By Jacob Prall
Traveling between my home in Cedar Rapids and my residence in Iowa City, I pass a sign that never fails to make me chuckle and grimace. Along I-380, nestled between crop and farmstead, is a cardboard poster that reads “Tax and Spend Policy Bother You? VOTE REPUBLICAN.” Without fail, I always say to myself, “Spending Without Revenue Policy Bother You? Vote Democrat.”
This sort of messaging isn’t new to anyone who’s driven through the vast Midwest. Farmers consistently vote Republican and occupy a strange place in American politics. They are a large minority, making up just two percent of the population, yet they feed the vast majority of the United States. As a lobbying force, they are influential and largely conservative.
But trends in the GOP, including but not limited to Trumpism, are distancing the GOP agenda from the interests of their loyal farming constituents. Some reasons that farmers choose the GOP are purely rhetorical. The myth of economic frugality as a staple of the GOP has been thoroughly debunked, though it is still propagated today. Deficit spending has become a hallmark of recent GOP presidents, from Reagan to George W. Bush. Tax cuts are never paid for by equal cuts to spending. Cuts to spending on social programs typically stifle economic growth, and so the deficit increases. The GOP also rails against welfare, but the farming sector enjoyed $25 billion in agricultural subsidies — corporate welfare — from the USDA in 2016.
Social conservatism and Christian religiosity are often the key factors of farmers being overwhelmingly conservative. So what reasons do farmers in the U.S. have to start considering a different political affiliation?
Republican tax breaks heavily favor the wealthiest Americans, which typically don’t include your average Iowa farmer.

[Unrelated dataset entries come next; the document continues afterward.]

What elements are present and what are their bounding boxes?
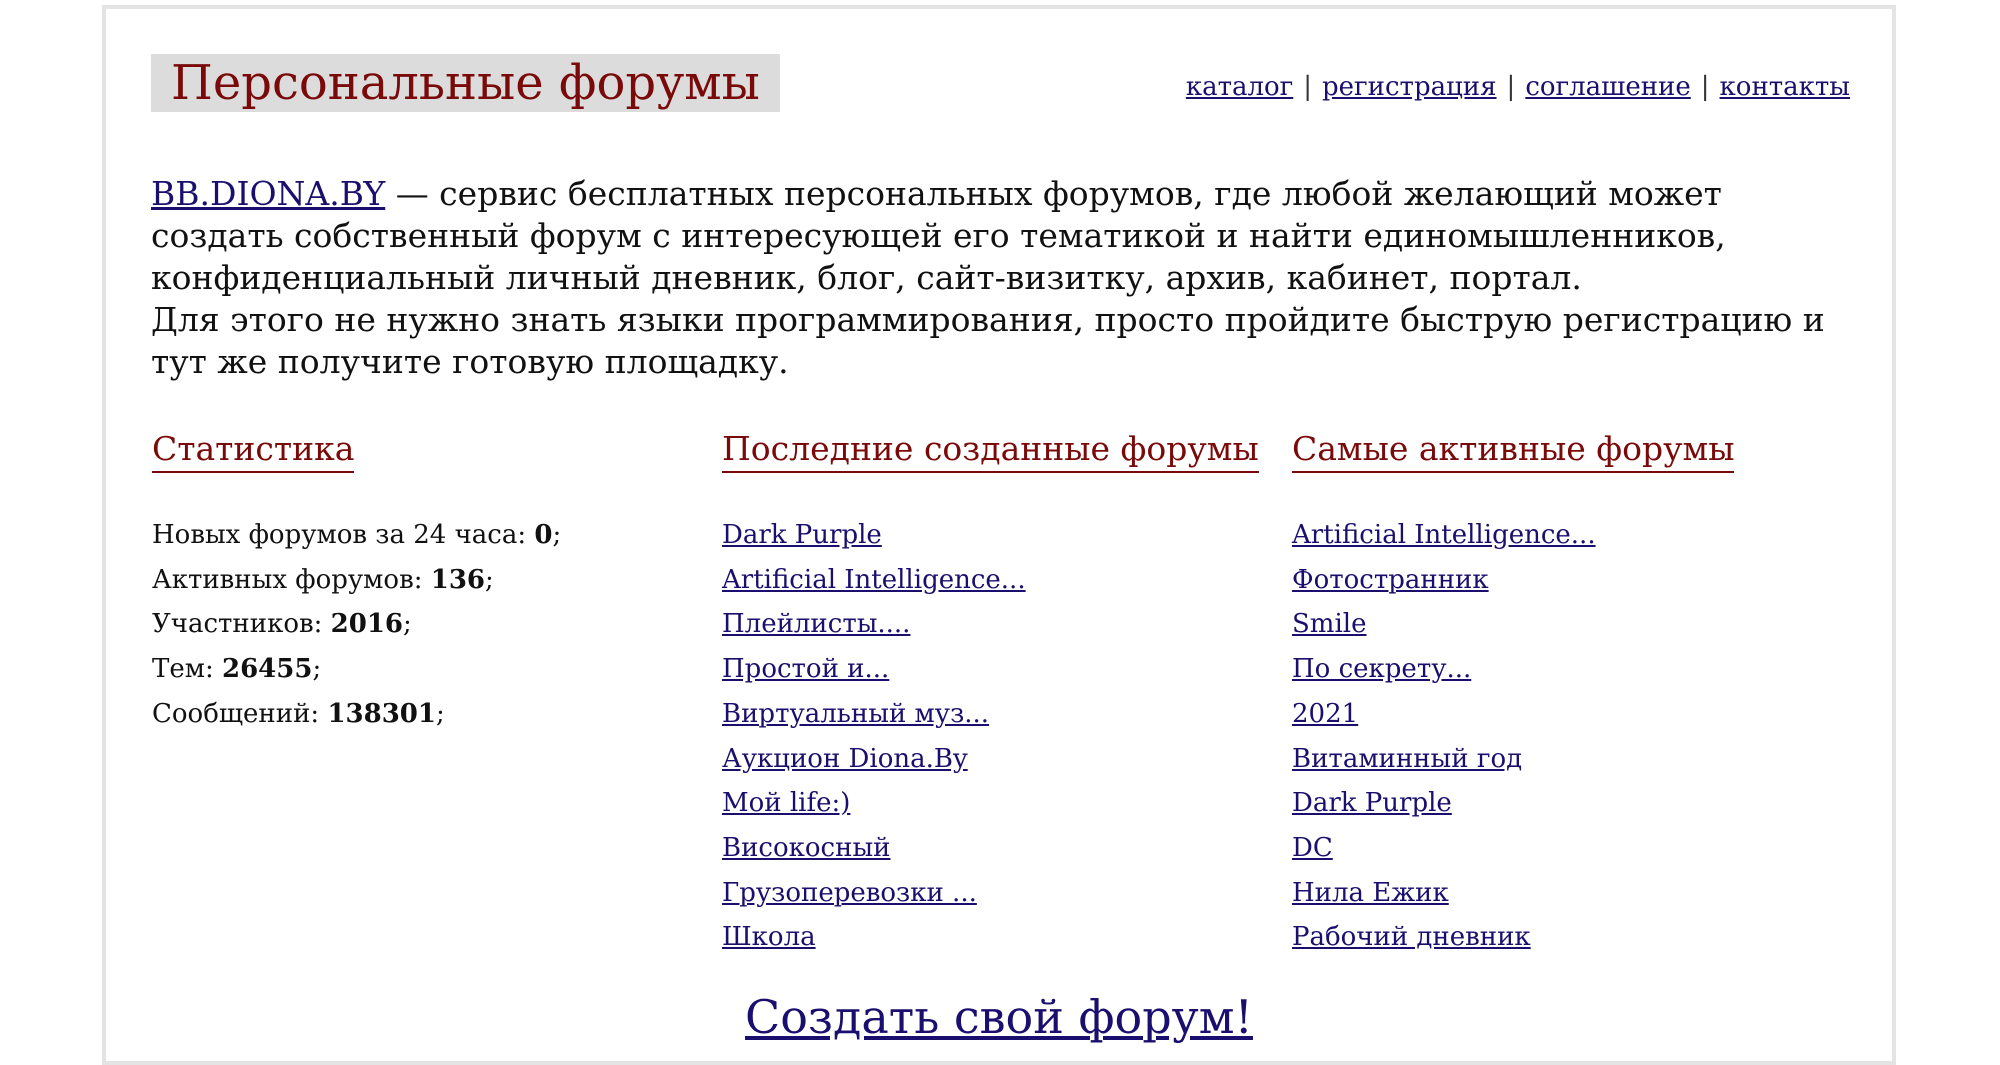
- intro-text: BB.DIONA.BY — сервис бесплатных персонал…: [151, 173, 1861, 383]
- forum-link[interactable]: Виртуальный муз...: [722, 699, 989, 729]
- forum-link[interactable]: Витаминный год: [1292, 744, 1522, 774]
- nav-separator: |: [1303, 72, 1313, 102]
- forum-link[interactable]: DC: [1292, 833, 1333, 863]
- stat-value: 0: [534, 520, 553, 550]
- list-item: Школа: [722, 915, 1026, 960]
- list-item: По секрету...: [1292, 647, 1596, 692]
- forum-link[interactable]: 2021: [1292, 699, 1358, 729]
- list-item: Високосный: [722, 826, 1026, 871]
- list-item: Простой и...: [722, 647, 1026, 692]
- forum-link[interactable]: Аукцион Diona.By: [722, 744, 968, 774]
- list-item: Рабочий дневник: [1292, 915, 1596, 960]
- stat-messages: Сообщений: 138301;: [152, 692, 561, 737]
- forum-link[interactable]: Dark Purple: [722, 520, 882, 550]
- list-item: Виртуальный муз...: [722, 692, 1026, 737]
- stat-members: Участников: 2016;: [152, 602, 561, 647]
- latest-forums-heading: Последние созданные форумы: [722, 427, 1259, 473]
- site-title: Персональные форумы: [151, 54, 780, 112]
- forum-link[interactable]: Dark Purple: [1292, 788, 1452, 818]
- intro-paragraph-2: Для этого не нужно знать языки программи…: [151, 300, 1825, 381]
- forum-link[interactable]: Нила Ежик: [1292, 878, 1449, 908]
- stat-active-forums: Активных форумов: 136;: [152, 558, 561, 603]
- nav-separator: |: [1700, 72, 1710, 102]
- forum-link[interactable]: Плейлисты....: [722, 609, 910, 639]
- stat-label: Участников:: [152, 609, 331, 640]
- nav-link-catalog[interactable]: каталог: [1186, 72, 1293, 102]
- forum-link[interactable]: Фотостранник: [1292, 565, 1489, 595]
- forum-link[interactable]: По секрету...: [1292, 654, 1471, 684]
- list-item: Artificial Intelligence...: [1292, 513, 1596, 558]
- page-container: Персональные форумы каталог | регистрация |…: [102, 5, 1896, 1065]
- list-item: DC: [1292, 826, 1596, 871]
- list-item: Плейлисты....: [722, 602, 1026, 647]
- list-item: Мой life:): [722, 781, 1026, 826]
- stat-label: Новых форумов за 24 часа:: [152, 520, 535, 550]
- list-item: Аукцион Diona.By: [722, 737, 1026, 782]
- site-home-link[interactable]: BB.DIONA.BY: [151, 174, 385, 213]
- active-forums-section: Самые активные форумы Artificial Intelli…: [1292, 427, 1852, 952]
- nav-link-agreement[interactable]: соглашение: [1525, 72, 1690, 102]
- active-forums-list: Artificial Intelligence... Фотостранник …: [1292, 513, 1596, 960]
- active-forums-heading: Самые активные форумы: [1292, 427, 1735, 473]
- list-item: Dark Purple: [1292, 781, 1596, 826]
- forum-link[interactable]: Artificial Intelligence...: [722, 565, 1026, 595]
- stat-value: 26455: [221, 654, 313, 685]
- stat-suffix: ;: [435, 698, 445, 729]
- stat-topics: Тем: 26455;: [152, 647, 561, 692]
- create-forum-link[interactable]: Создать свой форум!: [745, 990, 1253, 1044]
- list-item: Витаминный год: [1292, 737, 1596, 782]
- stat-suffix: ;: [403, 609, 412, 640]
- stat-suffix: ;: [485, 564, 494, 595]
- intro-paragraph-1: BB.DIONA.BY — сервис бесплатных персонал…: [151, 173, 1861, 299]
- stat-label: Активных форумов:: [152, 564, 431, 595]
- nav-link-contacts[interactable]: контакты: [1720, 72, 1850, 102]
- forum-link[interactable]: Школа: [722, 922, 816, 952]
- list-item: Грузоперевозки ...: [722, 871, 1026, 916]
- stat-value: 138301: [327, 698, 436, 729]
- forum-link[interactable]: Грузоперевозки ...: [722, 878, 977, 908]
- forum-link[interactable]: Artificial Intelligence...: [1292, 520, 1596, 550]
- create-forum-container: Создать свой форум!: [106, 989, 1892, 1045]
- stats-section: Статистика Новых форумов за 24 часа: 0; …: [152, 427, 712, 729]
- stat-label: Сообщений:: [152, 698, 328, 729]
- stat-label: Тем:: [152, 654, 222, 685]
- list-item: Фотостранник: [1292, 558, 1596, 603]
- latest-forums-section: Последние созданные форумы Dark Purple A…: [722, 427, 1282, 952]
- forum-link[interactable]: Мой life:): [722, 788, 850, 818]
- forum-link[interactable]: Smile: [1292, 609, 1366, 639]
- list-item: Dark Purple: [722, 513, 1026, 558]
- nav-separator: |: [1506, 72, 1516, 102]
- list-item: 2021: [1292, 692, 1596, 737]
- stat-new-forums: Новых форумов за 24 часа: 0;: [152, 513, 561, 558]
- top-nav: каталог | регистрация | соглашение | контакты: [1186, 69, 1850, 105]
- stats-list: Новых форумов за 24 часа: 0; Активных фо…: [152, 513, 561, 737]
- stat-value: 136: [430, 564, 486, 595]
- forum-link[interactable]: Високосный: [722, 833, 890, 863]
- nav-link-registration[interactable]: регистрация: [1322, 72, 1497, 102]
- list-item: Нила Ежик: [1292, 871, 1596, 916]
- stats-heading: Статистика: [152, 427, 355, 473]
- stat-suffix: ;: [552, 520, 562, 550]
- list-item: Artificial Intelligence...: [722, 558, 1026, 603]
- forum-link[interactable]: Простой и...: [722, 654, 889, 684]
- list-item: Smile: [1292, 602, 1596, 647]
- stat-value: 2016: [330, 609, 404, 640]
- intro-description: — сервис бесплатных персональных форумов…: [151, 174, 1726, 297]
- latest-forums-list: Dark Purple Artificial Intelligence... П…: [722, 513, 1026, 960]
- forum-link[interactable]: Рабочий дневник: [1292, 922, 1531, 952]
- stat-suffix: ;: [312, 654, 322, 685]
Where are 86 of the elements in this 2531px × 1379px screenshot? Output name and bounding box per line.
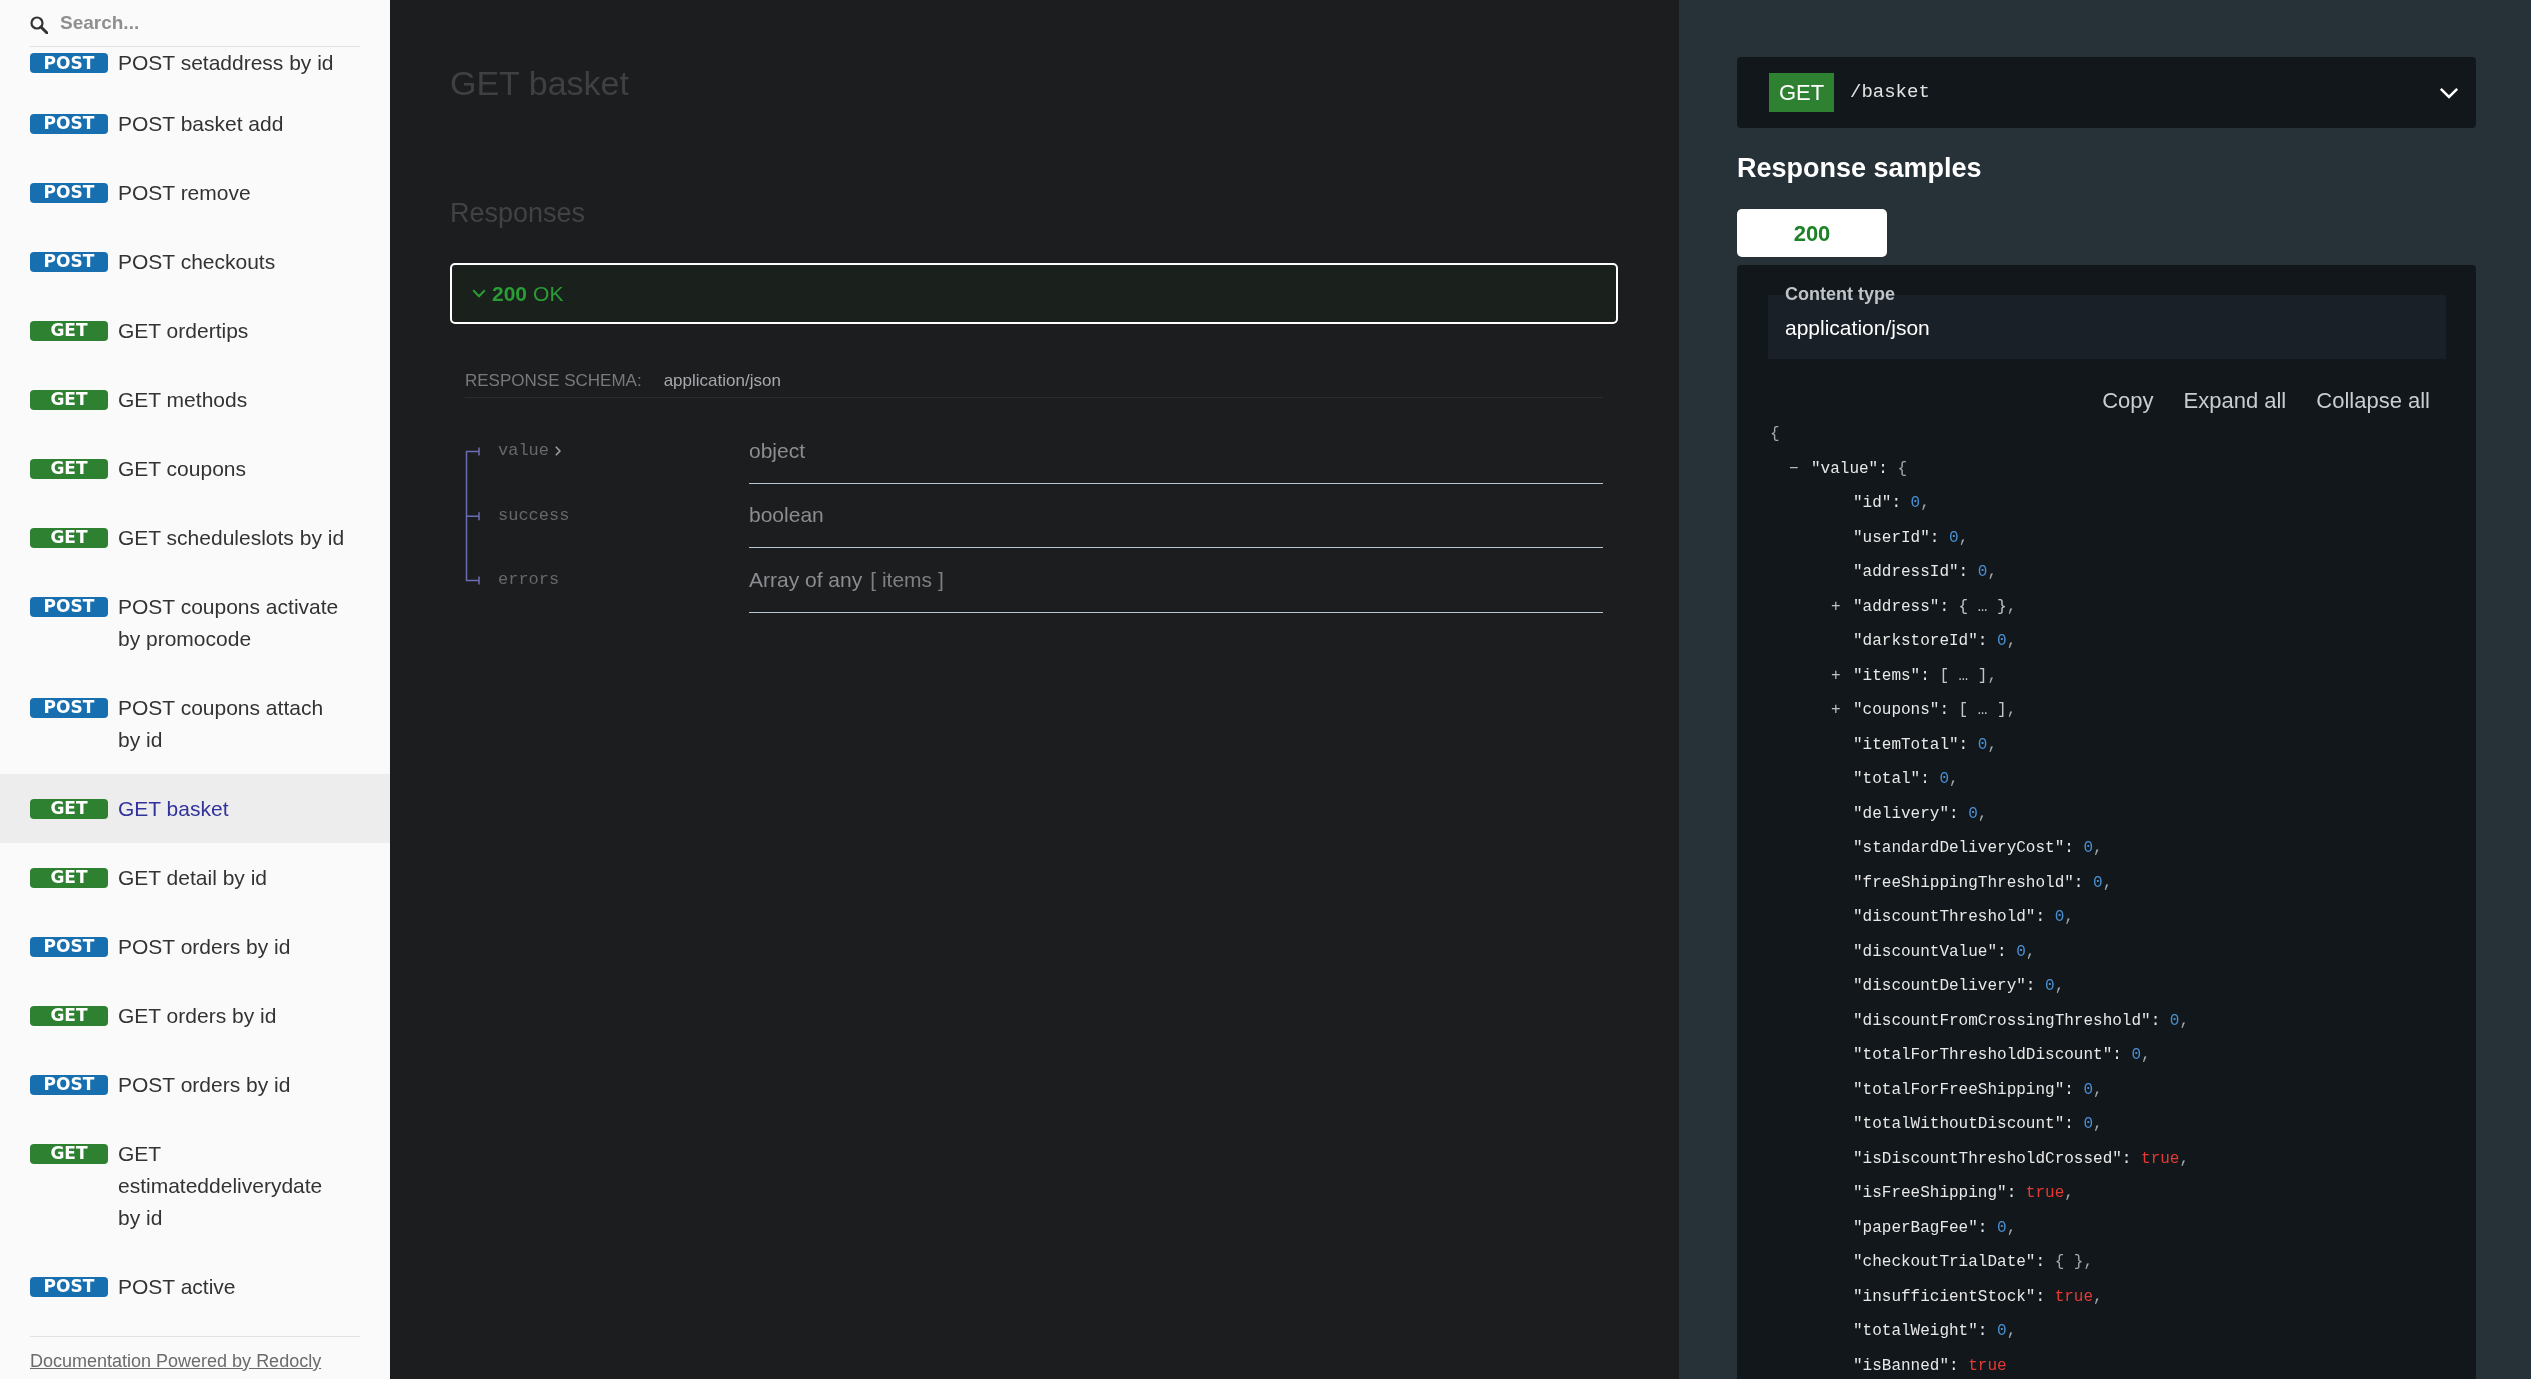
section-heading: Response samples <box>1737 152 1983 184</box>
code-line: "items": [ … ], <box>1853 665 1998 686</box>
sidebar-item[interactable]: POST POST checkouts <box>0 227 390 296</box>
code-line: "isFreeShipping": true, <box>1853 1183 2074 1204</box>
code-line: "totalWithoutDiscount": 0, <box>1853 1114 2103 1135</box>
endpoint-bar[interactable]: GET /basket <box>1737 57 2476 128</box>
sidebar-item[interactable]: POST POST orders by id <box>0 912 390 981</box>
method-badge: POST <box>30 697 108 718</box>
code-line: "discountDelivery": 0, <box>1853 976 2065 997</box>
content-type-dropdown[interactable]: Content type application/json <box>1768 285 2446 359</box>
copy-button[interactable]: Copy <box>2102 387 2154 415</box>
code-line: "freeShippingThreshold": 0, <box>1853 872 2113 893</box>
method-badge: POST <box>30 113 108 134</box>
code-line: "coupons": [ … ], <box>1853 700 2017 721</box>
code-line: "itemTotal": 0, <box>1853 734 1998 755</box>
response-button[interactable]: 200 OK <box>450 263 1618 324</box>
code-line: "delivery": 0, <box>1853 803 1988 824</box>
code-line: "insufficientStock": true, <box>1853 1286 2103 1307</box>
collapse-all-button[interactable]: Collapse all <box>2316 387 2430 415</box>
method-badge: POST <box>30 1276 108 1297</box>
content-type: application/json <box>663 371 781 391</box>
code-line: "totalWeight": 0, <box>1853 1321 2017 1342</box>
footer-link[interactable]: Documentation Powered by Redocly <box>30 1351 322 1371</box>
sidebar-item[interactable]: GET GET detail by id <box>0 843 390 912</box>
toggle-button[interactable]: − <box>1789 458 1799 479</box>
sidebar-item[interactable]: POST POST basket add <box>0 89 390 158</box>
code-line: "address": { … }, <box>1853 596 2017 617</box>
sidebar-item[interactable]: POST POST orders by id <box>0 1050 390 1119</box>
method-badge: GET <box>30 320 108 341</box>
chevron-down-icon <box>2439 86 2459 99</box>
method-badge: GET <box>30 1005 108 1026</box>
code-line: "discountThreshold": 0, <box>1853 907 2074 928</box>
code-line: "addressId": 0, <box>1853 562 1998 583</box>
method-badge: GET <box>30 798 108 819</box>
code-line: "paperBagFee": 0, <box>1853 1217 2017 1238</box>
code-line: "total": 0, <box>1853 769 1959 790</box>
code-line: "checkoutTrialDate": { }, <box>1853 1252 2094 1273</box>
code-line: "value": { <box>1811 458 1907 479</box>
method-badge: POST <box>30 182 108 203</box>
sidebar-item[interactable]: GET GET scheduleslots by id <box>0 503 390 572</box>
property-name: errors <box>498 570 560 591</box>
method-badge: POST <box>30 53 108 73</box>
sidebar-item[interactable]: POST POST remove <box>0 158 390 227</box>
property-name: success <box>498 505 570 526</box>
code-line: "standardDeliveryCost": 0, <box>1853 838 2103 859</box>
sidebar-item[interactable]: GET GET coupons <box>0 434 390 503</box>
code-line: "darkstoreId": 0, <box>1853 631 2017 652</box>
code-line: "discountFromCrossingThreshold": 0, <box>1853 1010 2190 1031</box>
method-badge: GET <box>30 1143 108 1164</box>
property-type: object <box>749 437 806 464</box>
sidebar-item[interactable]: GET GET orders by id <box>0 981 390 1050</box>
method-badge: POST <box>30 936 108 957</box>
method-badge: POST <box>30 596 108 617</box>
code-line: "userId": 0, <box>1853 527 1969 548</box>
search-field[interactable]: Search... <box>30 0 360 47</box>
method-badge: GET <box>30 389 108 410</box>
sidebar-item[interactable]: GET GET ordertips <box>0 296 390 365</box>
search-icon <box>30 16 48 34</box>
code-line: "id": 0, <box>1853 493 1930 514</box>
response-tab[interactable]: 200 <box>1737 209 1887 257</box>
expand-all-button[interactable]: Expand all <box>2183 387 2287 415</box>
sidebar-item[interactable]: GET GET estimateddeliverydate by id <box>0 1119 390 1252</box>
method-badge: GET <box>30 458 108 479</box>
sidebar-item[interactable]: POST POST coupons attach by id <box>0 673 390 774</box>
code-line: "discountValue": 0, <box>1853 941 2036 962</box>
code-line: "totalForThresholdDiscount": 0, <box>1853 1045 2151 1066</box>
schema-label: RESPONSE SCHEMA: <box>465 371 642 391</box>
code-line: "totalForFreeShipping": 0, <box>1853 1079 2103 1100</box>
method-badge: POST <box>30 251 108 272</box>
toggle-button[interactable]: + <box>1831 665 1841 686</box>
method-badge: POST <box>30 1074 108 1095</box>
code-line: "isBanned": true <box>1853 1355 2007 1376</box>
sidebar-item[interactable]: GET GET methods <box>0 365 390 434</box>
sidebar-item[interactable]: GET GET basket <box>0 774 390 843</box>
toggle-button[interactable]: + <box>1831 596 1841 617</box>
toggle-button[interactable]: + <box>1831 700 1841 721</box>
sidebar-item[interactable]: POST POST active <box>0 1252 390 1321</box>
sidebar-item[interactable]: POST POST coupons activate by promocode <box>0 572 390 673</box>
method-badge: GET <box>1769 73 1834 112</box>
method-badge: GET <box>30 867 108 888</box>
method-badge: GET <box>30 527 108 548</box>
sidebar-item[interactable]: POST POST setaddress by id <box>0 47 390 89</box>
property-type: Array of any [ items ] <box>749 566 944 593</box>
code-line: "isDiscountThresholdCrossed": true, <box>1853 1148 2190 1169</box>
code-line: { <box>1770 424 1780 445</box>
property-type: boolean <box>749 502 824 529</box>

The GOP likes to argue for the ending of the estate tax because it taxes farmers and ranchers wanting to hand down their family farms. In reality, the tax only affects a handful of farms and ranches in the U.S. A 2015 Agricultural Resource Management Survey conducted by the USDA estimated that only 1.7 percent of farm estates would be required to file an estate tax return, and that only 0.42 percent of estates would owe any federal estate tax.
For your average farmer, far more important than taxes is trade. Thanks to free trade, the U.S. is one of the world’s largest produce-exporting countries. Business Insider reported that the value of U.S. dairy-product exports quadrupled from 2004 to 2014, and pork exports increased elevenfold since 2000. The Trans-Pacific Partnership would have given U.S. farmers a huge competitive advantage in a $62 billion market. Ditching it means a slowdown of growth in trade.
Beyond both taxes and trade is immigration. The Agriculture Department estimates only 22 percent of America’s crop workers were born in the U.S. Immigrants are essential in crop work and dairy farming. Northwest Iowa is a prime example of this demographic shift. In the past couple decades, a large number of Latino families have moved into the area. Take Sioux Center, Iowa, which saw its Latino population grew from 4.67 percent in 2000 to 13.1 percent in 2010.
Immigrants, undocumented or citizens, make up a large part of the farm workforce. The USDA estimates 47 percent of the 1.5 million to 2 million farmworkers in the U.S. are undocumented immigrants, absolutely vital to the agriculture industry. The institute on Taxation and Economic Policy estimates that undocumented immigrants pay $11.64 billion in state and local taxes annually. In addition, many employers withhold Social Security. Undocumented immigrants pay $13 billion in Social Security a year, while receiving around $1 billion in benefits. These are hardworking people who contribute to their communities.
But as hostilities toward immigrants grow, fear is spreading among workers and owners. A crackdown on immigration would spell ruin for many farmers and rural businesses. The National Milk Producers Federation estimates that removing immigrant workers from dairy farming would result in a 90 percent increase in milk costs and lead to 7,000 farms closing. And we can’t forget that immigrant workers add value to our nation and are human beings deserving of the rights U.S. citizenship bestows.
As the GOP evolves (and mutates from exposure to radioactive Trump), steadfast constituents will find more ways in which the party’s platform is at odds with their self-interest. I don’t expect to see any liberal signs among the corn and soybeans any time soon, but at least there’s that big picture of Will Ferrell on I-80. We can all take joy in that, can’t we?